I was recently sent an example xpath for Selenium automation. The xpath, for a DIV, was:

"//*[@class="val1 val2 val3 val4"

My experience has been, especially with Internet Explorer, that xpath is very slow compared to say CSS. However, I find xpath easier to read (thus easier to maintain, especially in a team enviroinment) and certain things are just not possible in CSS.

So there is always a balance of maintenance versus performance. The golden rule for optimization is to never optimize right away. Right the code for maintainability and if you need to improve performance, then and only then optimize it.

The first thing I notice about the xpath above is the = operator. If the developer adds another value to the class attribute or the order of the values change, this will cause the automation to require maintenance. My experience has been that the values of multiple value attributes do change over time. So from a maintenance perspective I would write this as:

"//*[contains(@class,'val1') and contains(@class,'val2') and contains(@class,'val3') and contains(@class,'val4')]"

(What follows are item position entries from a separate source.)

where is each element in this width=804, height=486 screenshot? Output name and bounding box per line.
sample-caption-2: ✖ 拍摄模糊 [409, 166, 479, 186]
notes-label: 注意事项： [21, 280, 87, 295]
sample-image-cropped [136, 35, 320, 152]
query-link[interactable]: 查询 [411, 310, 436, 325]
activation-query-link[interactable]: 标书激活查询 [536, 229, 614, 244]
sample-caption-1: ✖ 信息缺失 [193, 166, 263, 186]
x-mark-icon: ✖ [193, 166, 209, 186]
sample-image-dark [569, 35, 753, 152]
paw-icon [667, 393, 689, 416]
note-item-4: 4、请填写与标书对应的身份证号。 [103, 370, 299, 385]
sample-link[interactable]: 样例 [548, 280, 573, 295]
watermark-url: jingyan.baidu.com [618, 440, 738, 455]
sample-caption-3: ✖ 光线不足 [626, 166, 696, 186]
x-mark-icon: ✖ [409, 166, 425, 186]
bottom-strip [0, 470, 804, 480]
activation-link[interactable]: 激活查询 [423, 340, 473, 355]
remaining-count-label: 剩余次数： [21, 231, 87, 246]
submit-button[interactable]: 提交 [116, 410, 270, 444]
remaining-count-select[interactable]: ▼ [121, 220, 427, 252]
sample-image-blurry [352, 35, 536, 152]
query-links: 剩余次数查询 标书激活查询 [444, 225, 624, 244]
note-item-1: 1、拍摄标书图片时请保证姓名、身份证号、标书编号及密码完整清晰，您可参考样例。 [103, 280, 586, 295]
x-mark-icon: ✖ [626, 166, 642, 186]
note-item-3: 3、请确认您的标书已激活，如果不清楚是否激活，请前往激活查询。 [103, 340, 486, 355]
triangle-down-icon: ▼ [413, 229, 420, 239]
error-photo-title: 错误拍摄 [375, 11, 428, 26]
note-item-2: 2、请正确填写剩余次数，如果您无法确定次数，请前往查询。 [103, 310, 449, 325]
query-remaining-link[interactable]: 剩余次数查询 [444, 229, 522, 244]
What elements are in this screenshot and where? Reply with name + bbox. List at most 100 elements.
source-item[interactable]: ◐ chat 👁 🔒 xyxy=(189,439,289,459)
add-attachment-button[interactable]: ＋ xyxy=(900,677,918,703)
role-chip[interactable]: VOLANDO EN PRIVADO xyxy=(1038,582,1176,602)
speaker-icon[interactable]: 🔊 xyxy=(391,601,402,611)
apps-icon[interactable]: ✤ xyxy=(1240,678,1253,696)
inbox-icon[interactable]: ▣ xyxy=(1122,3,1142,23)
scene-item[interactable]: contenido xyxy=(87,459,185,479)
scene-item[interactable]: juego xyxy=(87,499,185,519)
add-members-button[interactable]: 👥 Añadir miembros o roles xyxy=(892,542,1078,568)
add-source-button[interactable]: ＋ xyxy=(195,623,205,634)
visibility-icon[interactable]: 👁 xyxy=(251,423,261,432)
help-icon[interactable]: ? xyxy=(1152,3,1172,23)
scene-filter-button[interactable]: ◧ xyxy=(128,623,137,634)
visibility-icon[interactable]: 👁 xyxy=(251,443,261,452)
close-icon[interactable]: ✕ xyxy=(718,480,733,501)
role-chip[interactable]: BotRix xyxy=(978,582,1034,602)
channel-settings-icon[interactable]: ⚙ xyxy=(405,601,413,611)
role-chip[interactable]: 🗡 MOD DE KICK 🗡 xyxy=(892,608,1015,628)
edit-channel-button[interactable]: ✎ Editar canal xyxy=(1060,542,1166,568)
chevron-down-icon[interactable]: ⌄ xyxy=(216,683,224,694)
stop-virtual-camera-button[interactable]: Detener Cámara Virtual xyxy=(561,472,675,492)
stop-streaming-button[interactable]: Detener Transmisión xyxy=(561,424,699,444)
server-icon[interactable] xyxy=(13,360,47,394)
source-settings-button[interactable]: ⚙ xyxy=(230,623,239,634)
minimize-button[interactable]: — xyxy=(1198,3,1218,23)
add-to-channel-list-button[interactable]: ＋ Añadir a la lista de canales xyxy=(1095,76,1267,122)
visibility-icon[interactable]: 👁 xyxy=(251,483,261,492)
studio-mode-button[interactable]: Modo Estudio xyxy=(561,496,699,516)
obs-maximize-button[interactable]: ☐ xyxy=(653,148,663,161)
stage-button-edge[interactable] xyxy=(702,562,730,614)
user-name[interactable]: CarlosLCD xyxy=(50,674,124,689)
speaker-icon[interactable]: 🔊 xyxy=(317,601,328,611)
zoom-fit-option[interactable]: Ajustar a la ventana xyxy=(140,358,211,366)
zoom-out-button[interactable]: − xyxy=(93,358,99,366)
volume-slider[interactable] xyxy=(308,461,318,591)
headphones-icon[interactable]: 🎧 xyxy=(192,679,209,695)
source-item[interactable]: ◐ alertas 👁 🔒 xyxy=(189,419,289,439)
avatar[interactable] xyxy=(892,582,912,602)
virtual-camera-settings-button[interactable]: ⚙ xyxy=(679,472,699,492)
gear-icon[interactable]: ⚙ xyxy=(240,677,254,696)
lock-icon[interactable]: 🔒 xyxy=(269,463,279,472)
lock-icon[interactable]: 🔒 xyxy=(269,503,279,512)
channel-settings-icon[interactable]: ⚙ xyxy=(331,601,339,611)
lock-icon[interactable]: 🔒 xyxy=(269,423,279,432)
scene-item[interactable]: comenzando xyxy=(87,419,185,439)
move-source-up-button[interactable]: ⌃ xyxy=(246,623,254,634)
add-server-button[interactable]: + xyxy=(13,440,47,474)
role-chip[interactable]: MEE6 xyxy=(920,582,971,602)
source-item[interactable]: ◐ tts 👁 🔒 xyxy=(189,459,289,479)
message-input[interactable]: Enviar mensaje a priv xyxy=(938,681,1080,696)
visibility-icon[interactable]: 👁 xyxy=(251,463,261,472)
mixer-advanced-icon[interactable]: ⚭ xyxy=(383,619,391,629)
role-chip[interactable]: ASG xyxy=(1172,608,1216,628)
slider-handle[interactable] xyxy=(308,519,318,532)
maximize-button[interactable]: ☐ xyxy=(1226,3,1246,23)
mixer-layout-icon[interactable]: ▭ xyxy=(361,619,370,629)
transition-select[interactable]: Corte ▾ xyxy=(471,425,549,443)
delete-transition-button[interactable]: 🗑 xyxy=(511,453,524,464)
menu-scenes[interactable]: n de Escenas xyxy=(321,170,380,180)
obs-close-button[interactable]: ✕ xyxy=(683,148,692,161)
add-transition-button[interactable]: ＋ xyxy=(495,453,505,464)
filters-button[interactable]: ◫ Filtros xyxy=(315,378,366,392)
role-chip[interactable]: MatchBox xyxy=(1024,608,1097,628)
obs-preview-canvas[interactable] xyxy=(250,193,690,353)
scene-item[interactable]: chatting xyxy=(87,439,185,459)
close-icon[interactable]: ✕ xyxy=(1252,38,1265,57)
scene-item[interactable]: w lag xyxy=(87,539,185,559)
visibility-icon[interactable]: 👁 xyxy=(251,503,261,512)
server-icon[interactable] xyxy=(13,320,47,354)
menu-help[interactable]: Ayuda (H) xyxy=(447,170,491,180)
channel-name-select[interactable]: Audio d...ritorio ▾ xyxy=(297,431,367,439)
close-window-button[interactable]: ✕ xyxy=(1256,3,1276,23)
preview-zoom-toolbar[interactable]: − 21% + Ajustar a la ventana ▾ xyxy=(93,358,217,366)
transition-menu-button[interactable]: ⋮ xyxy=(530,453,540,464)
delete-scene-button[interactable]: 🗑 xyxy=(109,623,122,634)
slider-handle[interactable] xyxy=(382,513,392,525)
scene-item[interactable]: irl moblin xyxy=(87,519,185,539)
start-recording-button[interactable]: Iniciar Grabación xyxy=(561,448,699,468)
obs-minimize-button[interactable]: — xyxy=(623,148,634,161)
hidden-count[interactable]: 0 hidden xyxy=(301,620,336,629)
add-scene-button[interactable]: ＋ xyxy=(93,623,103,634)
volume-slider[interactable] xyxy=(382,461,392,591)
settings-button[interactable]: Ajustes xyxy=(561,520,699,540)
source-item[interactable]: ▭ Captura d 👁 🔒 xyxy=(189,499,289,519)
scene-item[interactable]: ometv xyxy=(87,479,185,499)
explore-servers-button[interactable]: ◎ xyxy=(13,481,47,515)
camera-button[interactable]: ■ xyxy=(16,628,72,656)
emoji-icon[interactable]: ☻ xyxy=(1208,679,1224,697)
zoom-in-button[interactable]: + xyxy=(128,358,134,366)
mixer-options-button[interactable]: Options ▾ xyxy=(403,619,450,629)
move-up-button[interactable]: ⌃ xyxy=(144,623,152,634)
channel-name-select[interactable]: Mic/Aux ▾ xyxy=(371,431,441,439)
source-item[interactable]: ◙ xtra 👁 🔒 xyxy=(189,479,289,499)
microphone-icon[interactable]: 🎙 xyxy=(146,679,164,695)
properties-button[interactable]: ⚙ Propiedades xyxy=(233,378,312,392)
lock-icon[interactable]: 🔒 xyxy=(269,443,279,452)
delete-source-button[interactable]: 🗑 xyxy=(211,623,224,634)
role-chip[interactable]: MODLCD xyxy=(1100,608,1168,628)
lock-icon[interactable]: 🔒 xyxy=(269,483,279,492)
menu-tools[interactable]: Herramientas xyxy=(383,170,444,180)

This way, if the order of the attributes change or the developer adds another value the xpath will still find the element.

The other things I'd change about the xpath is the use of //*. This will search every element for a match. Rather inefficient. It does have the nice feature that if a developer changes the element from a DIV to something else, the xpath will require no maintenance. However, and this is just from years of experience, I find it rare that a developer changes a DIV to something else. If they do, there is a huge amount of refactoring and using //* will not save you from any maintenance.

Since the likelihood of maintenance is low but it is such an obvious performance hit, I would actually use //div for the xpath.

Thursday, September 1, 2011

How to do focused testing

After years of software testing I have found one constant... there is never enough time to test everything.

So how do I pick what I'm going to test? Here are a few tricks I use to focus what I'm going to test.

First, test what changed. I like to get a snapshot of the last release (source code) and a snapshot of the current release candidate then compare them. Often the source code is readable enough for any tester to understand what has changed. If you are not a programmer, not familiar with the particular language or the code requires a little indepth knowledge only the programmers have then you might want to talk with some of the developers about what you are looking at.

For example, if I am testing a shopping cart for an online web store and I see changes to a class called TaxRules then I'm going to look at the requirements for tax rules and see if there is anything new. Even if there aren't requirements for tax rules, I can talk to the person who wanted this feature (or improvement) and I can look at the code. Comments will be for humans and I'm human (no really, I am). Good code should also be self documenting. In other words, the variables and method names should almost read like English.

The next trick is to get someone to add a code coverage tool to the web site (or whatever it is you are testing). As you test the application (automated or manually) the coverage tool will record which parts of the code you executed. Look to see of the code which has changed was executed. Set the coverage tool so it records actions within the methods and not just method level data. This way you can see which branch conditions were called. If there is a loop which never gets entered or a portion of an if/elsif/else which does not executed, you know you need another test case. You could even ask the developer to relate the statements missed to user actions. Essentially, get them to tell you what test case you missed. :)

Finally, look at the inputs to the methods. Can you see a way to affect the inputs? Does the method handle situations where the data is bad? Developers think in terms of "make the program do what it is supposed to do." They always make it do the right thing when given the right data. As a tester you need to think in terms of "make sure the program doesn't do what it is not supposed to do." In other words, if you input bad data, it should report a nice, helpful message to the user or just restrict the user's ability to input the bad data.

As you do code coverage, you can keep notes with your test cases. Just a comment about how test case XXX should be run with class YYY is altered.